Practical Questions to Ask Yourself

  • What type of portfolio fits your portfolio and personal risk / stress tolerance?
    • Can you sleep at night if you have -10% months? Or 25-30% peak-to-trough declines?
  • What are your goals?
    • Maximum returns (with the assumption of significant volatility) or satisfactory returns within a small risk profile?
  • How many ideas can you research and maintain?
  • What kind of ideas do you prefer?
  • How stable is your capital base?
    • Are your investors prepared for significant volatility?
    • Do you have safeguards in place to protect your capital from fleeing at the worst possible time?
  • Do you work best alone or do you prefer a team environment?
    • A team is going to generate more ideas than a solo practitioner.

Final Thoughts

Confronted with the challenge to distil the secret of sound investment into three words, we venture the motto, MARGIN OF SAFETY.”
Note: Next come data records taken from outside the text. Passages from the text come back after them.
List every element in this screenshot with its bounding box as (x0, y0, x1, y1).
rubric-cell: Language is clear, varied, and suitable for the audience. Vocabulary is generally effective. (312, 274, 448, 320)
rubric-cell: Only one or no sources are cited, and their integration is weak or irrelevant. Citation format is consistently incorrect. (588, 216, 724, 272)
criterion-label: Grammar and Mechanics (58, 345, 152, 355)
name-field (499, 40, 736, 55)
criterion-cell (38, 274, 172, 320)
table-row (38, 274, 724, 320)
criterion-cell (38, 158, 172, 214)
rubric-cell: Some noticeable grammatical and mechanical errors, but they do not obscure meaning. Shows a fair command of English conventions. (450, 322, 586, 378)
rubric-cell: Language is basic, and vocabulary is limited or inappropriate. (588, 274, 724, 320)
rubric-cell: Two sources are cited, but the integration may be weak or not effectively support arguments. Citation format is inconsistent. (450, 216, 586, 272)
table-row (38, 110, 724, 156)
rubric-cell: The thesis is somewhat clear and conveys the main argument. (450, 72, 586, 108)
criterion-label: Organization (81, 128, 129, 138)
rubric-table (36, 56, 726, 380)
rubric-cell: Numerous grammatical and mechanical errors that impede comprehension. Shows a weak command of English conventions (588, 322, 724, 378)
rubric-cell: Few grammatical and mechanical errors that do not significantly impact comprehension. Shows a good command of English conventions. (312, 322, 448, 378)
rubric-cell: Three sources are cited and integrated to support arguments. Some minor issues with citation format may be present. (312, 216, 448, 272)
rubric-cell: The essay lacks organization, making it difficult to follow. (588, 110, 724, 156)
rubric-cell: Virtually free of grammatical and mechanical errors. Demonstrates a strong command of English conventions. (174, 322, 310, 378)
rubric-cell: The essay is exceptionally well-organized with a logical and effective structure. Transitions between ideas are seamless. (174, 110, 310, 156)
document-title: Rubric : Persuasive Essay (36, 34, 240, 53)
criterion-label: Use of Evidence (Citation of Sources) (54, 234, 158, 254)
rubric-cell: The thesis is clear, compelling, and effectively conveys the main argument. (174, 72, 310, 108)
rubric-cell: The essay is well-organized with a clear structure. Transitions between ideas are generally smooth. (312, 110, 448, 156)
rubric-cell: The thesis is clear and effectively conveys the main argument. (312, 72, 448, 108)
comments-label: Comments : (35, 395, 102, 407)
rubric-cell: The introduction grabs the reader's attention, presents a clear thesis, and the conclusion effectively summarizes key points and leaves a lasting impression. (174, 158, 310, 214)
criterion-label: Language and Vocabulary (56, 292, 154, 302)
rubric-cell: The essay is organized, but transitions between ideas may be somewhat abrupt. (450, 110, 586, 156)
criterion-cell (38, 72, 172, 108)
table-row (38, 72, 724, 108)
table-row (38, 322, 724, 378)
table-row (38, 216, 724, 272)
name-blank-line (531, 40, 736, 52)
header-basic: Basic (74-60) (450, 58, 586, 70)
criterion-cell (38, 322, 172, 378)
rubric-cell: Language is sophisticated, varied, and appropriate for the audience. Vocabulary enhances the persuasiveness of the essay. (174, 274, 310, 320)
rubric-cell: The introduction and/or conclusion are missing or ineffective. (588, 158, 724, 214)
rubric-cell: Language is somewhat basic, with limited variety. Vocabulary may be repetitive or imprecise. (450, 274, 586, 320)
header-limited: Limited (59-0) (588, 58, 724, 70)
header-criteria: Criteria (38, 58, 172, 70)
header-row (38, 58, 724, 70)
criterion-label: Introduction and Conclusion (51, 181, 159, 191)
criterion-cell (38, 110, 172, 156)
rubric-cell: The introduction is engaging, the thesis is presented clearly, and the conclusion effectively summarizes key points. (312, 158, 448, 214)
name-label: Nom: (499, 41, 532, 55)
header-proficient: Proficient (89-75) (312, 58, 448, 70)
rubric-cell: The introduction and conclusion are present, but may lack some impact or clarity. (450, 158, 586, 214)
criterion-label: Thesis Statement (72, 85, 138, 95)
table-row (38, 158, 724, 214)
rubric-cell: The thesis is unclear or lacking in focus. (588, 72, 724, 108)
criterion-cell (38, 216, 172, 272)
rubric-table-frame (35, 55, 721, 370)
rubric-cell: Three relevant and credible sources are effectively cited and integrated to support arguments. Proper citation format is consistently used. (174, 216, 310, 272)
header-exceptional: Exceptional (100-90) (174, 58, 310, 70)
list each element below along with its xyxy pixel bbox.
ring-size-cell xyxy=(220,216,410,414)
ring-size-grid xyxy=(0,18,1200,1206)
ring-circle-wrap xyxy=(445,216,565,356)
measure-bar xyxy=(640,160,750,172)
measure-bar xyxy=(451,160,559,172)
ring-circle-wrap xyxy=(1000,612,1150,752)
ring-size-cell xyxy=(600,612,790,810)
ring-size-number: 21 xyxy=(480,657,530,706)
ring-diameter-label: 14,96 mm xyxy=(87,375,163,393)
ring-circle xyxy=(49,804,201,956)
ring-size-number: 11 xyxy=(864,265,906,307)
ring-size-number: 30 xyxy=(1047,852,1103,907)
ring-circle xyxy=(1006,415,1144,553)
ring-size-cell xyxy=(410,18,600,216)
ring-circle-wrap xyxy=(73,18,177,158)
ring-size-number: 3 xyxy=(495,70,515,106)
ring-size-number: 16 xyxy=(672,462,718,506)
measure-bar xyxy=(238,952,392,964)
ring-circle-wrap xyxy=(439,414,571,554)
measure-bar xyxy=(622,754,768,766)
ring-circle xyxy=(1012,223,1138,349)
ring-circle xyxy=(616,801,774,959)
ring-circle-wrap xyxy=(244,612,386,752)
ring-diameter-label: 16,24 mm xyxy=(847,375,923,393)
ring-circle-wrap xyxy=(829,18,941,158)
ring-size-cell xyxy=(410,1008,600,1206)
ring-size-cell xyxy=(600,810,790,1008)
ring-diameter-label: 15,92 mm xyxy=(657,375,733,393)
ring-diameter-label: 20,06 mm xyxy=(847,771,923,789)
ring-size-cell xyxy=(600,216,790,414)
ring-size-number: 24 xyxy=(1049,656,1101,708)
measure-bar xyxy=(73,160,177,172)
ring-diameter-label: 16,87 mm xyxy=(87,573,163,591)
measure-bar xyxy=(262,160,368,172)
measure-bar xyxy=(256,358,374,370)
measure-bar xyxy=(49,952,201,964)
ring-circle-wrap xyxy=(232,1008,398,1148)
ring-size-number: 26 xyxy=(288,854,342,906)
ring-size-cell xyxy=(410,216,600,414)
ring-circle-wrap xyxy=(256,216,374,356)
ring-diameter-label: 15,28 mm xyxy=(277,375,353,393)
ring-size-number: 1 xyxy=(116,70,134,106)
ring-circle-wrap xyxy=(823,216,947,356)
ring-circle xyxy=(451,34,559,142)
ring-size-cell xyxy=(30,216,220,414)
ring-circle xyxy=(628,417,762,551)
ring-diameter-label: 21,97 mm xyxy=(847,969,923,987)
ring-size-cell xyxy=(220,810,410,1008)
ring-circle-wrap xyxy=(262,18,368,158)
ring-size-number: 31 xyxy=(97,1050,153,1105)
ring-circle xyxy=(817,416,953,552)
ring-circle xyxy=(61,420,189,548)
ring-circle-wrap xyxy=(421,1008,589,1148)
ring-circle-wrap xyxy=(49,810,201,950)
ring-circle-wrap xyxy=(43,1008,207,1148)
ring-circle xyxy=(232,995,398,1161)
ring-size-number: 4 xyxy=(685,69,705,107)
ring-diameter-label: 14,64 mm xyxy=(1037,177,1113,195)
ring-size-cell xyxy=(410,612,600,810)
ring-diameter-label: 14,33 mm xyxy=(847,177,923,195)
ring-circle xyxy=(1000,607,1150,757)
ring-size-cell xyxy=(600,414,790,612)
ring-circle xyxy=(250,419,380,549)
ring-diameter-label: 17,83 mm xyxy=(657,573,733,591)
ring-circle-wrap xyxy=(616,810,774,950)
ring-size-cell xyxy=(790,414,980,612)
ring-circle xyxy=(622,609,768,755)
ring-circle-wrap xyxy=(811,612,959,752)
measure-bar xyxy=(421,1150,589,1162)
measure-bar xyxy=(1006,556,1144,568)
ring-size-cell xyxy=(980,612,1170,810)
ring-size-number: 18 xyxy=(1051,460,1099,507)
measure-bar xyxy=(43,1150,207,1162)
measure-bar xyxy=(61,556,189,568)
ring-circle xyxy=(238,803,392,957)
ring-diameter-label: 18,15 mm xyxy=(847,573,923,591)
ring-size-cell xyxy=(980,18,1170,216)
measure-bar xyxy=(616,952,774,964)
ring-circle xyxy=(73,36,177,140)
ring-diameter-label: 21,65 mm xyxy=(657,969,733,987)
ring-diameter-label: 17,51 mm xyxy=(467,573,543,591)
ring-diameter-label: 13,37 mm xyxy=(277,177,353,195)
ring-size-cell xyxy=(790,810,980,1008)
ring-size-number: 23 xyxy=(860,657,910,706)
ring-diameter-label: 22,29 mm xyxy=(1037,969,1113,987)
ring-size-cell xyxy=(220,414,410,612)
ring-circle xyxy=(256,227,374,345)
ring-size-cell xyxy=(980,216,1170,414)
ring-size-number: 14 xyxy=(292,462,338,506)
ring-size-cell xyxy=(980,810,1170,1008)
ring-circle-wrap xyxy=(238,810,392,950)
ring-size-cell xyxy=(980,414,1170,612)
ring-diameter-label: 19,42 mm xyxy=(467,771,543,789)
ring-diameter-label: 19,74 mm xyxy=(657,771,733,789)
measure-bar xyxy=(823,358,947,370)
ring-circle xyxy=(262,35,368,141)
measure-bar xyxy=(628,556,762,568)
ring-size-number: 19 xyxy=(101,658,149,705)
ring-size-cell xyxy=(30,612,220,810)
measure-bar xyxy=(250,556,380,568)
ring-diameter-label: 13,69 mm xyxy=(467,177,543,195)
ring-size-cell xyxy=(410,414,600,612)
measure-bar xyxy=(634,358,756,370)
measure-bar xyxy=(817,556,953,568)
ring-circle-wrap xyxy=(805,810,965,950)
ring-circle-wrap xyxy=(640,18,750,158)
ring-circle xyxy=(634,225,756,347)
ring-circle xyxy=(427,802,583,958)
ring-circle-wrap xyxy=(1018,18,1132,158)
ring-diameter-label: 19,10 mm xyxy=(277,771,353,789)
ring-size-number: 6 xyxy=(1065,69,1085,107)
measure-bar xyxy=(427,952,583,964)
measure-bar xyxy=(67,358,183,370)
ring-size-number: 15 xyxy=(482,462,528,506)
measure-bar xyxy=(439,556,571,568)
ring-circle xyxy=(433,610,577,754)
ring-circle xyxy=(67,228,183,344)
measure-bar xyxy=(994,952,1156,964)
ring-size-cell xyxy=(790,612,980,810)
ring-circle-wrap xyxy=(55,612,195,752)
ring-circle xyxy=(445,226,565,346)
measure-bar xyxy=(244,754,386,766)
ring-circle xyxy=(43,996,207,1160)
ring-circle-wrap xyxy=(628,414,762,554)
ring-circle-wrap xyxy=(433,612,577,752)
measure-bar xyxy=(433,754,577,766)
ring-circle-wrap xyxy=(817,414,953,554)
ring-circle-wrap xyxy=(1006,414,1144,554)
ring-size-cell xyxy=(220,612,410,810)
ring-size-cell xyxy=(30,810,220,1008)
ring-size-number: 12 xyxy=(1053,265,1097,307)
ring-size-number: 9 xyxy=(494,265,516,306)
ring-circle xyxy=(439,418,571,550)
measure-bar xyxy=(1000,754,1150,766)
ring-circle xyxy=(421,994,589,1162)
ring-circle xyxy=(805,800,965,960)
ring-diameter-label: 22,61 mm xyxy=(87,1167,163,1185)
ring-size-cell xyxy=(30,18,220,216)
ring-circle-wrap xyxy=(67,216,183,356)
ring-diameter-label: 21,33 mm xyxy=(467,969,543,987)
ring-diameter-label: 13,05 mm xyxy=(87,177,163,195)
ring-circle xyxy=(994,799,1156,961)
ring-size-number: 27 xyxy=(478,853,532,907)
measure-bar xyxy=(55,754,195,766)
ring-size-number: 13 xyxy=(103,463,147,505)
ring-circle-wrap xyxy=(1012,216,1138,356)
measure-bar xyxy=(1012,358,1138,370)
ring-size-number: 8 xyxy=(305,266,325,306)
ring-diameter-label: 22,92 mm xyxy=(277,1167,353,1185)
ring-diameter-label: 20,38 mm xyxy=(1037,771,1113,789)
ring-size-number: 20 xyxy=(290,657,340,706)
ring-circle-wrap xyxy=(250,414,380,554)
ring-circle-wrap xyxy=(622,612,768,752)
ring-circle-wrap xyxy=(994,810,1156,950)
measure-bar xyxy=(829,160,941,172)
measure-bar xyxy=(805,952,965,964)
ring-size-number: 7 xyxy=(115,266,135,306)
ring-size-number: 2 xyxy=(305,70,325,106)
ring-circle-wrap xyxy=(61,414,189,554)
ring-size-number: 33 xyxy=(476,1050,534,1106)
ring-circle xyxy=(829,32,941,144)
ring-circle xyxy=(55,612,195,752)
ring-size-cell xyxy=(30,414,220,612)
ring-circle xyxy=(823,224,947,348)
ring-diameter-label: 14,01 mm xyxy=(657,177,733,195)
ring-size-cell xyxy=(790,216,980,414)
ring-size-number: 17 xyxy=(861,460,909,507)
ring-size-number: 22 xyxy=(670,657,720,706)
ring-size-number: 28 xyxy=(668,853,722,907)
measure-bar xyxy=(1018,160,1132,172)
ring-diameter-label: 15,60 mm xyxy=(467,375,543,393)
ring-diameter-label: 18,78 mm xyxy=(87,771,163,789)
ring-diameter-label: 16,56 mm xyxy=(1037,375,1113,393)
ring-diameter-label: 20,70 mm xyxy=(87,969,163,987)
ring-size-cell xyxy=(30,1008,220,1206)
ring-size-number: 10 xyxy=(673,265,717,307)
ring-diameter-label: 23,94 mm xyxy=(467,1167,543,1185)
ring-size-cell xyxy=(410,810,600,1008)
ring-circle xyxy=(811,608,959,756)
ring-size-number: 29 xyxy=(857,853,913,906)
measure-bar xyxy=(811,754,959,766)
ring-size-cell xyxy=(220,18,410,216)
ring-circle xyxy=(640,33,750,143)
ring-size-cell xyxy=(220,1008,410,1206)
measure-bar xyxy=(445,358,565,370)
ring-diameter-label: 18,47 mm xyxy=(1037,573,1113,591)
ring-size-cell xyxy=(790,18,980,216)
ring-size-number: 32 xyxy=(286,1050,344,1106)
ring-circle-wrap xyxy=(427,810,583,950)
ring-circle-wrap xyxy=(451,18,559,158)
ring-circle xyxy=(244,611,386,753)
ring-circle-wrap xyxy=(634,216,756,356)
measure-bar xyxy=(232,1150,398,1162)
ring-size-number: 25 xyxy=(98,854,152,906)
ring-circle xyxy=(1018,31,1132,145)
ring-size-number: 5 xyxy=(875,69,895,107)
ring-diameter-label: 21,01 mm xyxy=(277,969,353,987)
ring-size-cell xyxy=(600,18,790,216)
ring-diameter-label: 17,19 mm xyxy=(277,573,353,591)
Benjamin Graham, Intelligent Investor


Why a margin of safety important

  • Valuation is an imprecise art
  • The future is unpredictable
  • Having a margin of safety provides protection against bad luck, bad timing, or error in judgement.
  • The principle of “margin of safety” is just as applicable to portfolio construction as it is to individual investment selection.


The positions in my portfolio has more or less had the same weighting. Zeke’s article has however changed my view. Thinking back there was definitely a few companies that deserved a larger position due to their undervaluation and business quality.

I am however still comfortable with my 30 to 50 position portfolio as, in spite of by best efforts and good analysis, I was still wrong on a few investments. This was in spite of what I thought was a high probability winner.

As Zeke mentions above, valuation is an imprecise art and the future is unpredictable.